From the Michelle Obama interview with Oprah Winfrey:
Obama: I also do some jump rope, some kickboxing -- and I'd like to take up Pilates, if I could figure out whether there's time. After I had Malia, I began to prioritize exercise because I realized that my happiness is tied to how I feel about myself. I want my girls to see a mother who takes care of herself, even if that means I have to get up at 4:30 so I can do a workout.

Winfrey: When you first told me that a few years ago, I was like, "You get up at 4:30 to work out?"

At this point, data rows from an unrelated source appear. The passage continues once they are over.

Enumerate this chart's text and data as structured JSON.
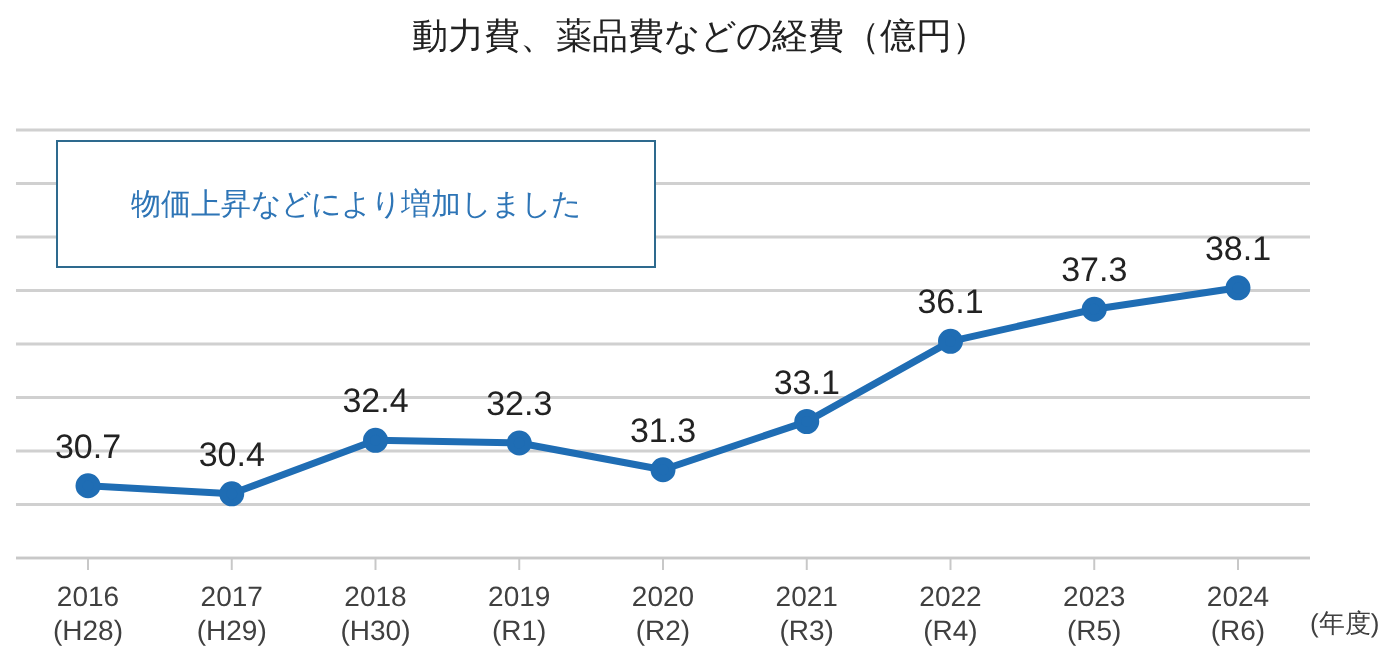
{
  "chart_data": {
    "type": "line",
    "title": "動力費、薬品費などの経費（億円）",
    "categories": [
      "2016\n(H28)",
      "2017\n(H29)",
      "2018\n(H30)",
      "2019\n(R1)",
      "2020\n(R2)",
      "2021\n(R3)",
      "2022\n(R4)",
      "2023\n(R5)",
      "2024\n(R6)"
    ],
    "series": [
      {
        "color": "#1f6db4",
        "values": [
          30.7,
          30.4,
          32.4,
          32.3,
          31.3,
          33.1,
          36.1,
          37.3,
          38.1
        ]
      }
    ],
    "xlabel": "(年度)",
    "annotations": [
      "物価上昇などにより増加しました"
    ],
    "ylim": [
      28,
      44
    ],
    "tick_labels": "x",
    "grid": "y",
    "legend": false,
    "marker": "circle",
    "line_style": "solid",
    "data_labels": true
  }
}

Obama: Well, I just started thinking, if I had to get up to go to work, I'd get up and go to work. If I had to get up to take care of my kids, I'd get up to do that. But when it comes to yourself, then it's suddenly, "Oh, I can't get up at 4:30." So I had to change that. If I don't exercise, I won't feel good. I'll get depressed. Of course, it's easier to do it here, because I have much more support now. But I always think about women who don't have support. That's why work-family balance isn't just a policy conversation; it's about changing the expectations of who we have to be as women and parents.

Winfrey: What you mentioned earlier is key: We have to ask for help. You can't do it all. It's impossible.

Obama: That's a conversation I'd love for us to have as a society. How do we set expectations that are attainable?



Thanks for posting that excerpt, Christy. I clicked over to see the extended interview (at Oprah Winfrey's magazine website)---what a great, family-centered picture it paints.

And she's right about asking for help.


Coming late to the conversation:

- I'm an individual athlete
- I lift weights
- Two 40-60min workouts per week, generally Wednesday (wife and 3/4 of kids are at choir practice/RE) and one weekend day.
- At home, which works given that this is all free lifting requiring only a bench, rack and weights.
- I generally let the kid(s) watch, which keeps them entertained, or the older ones go off and make their own action. So far they're very good about not getting under foot when daddy is actually lifting, though it's key to make sure that they don't get carried away with trying to slight the weights around themselves. (lesson learned: a three year old can deadlift 30lbs, but then has no idea what to do with the dumbell once she's standing with it and is in danger of dropping it on her toes.)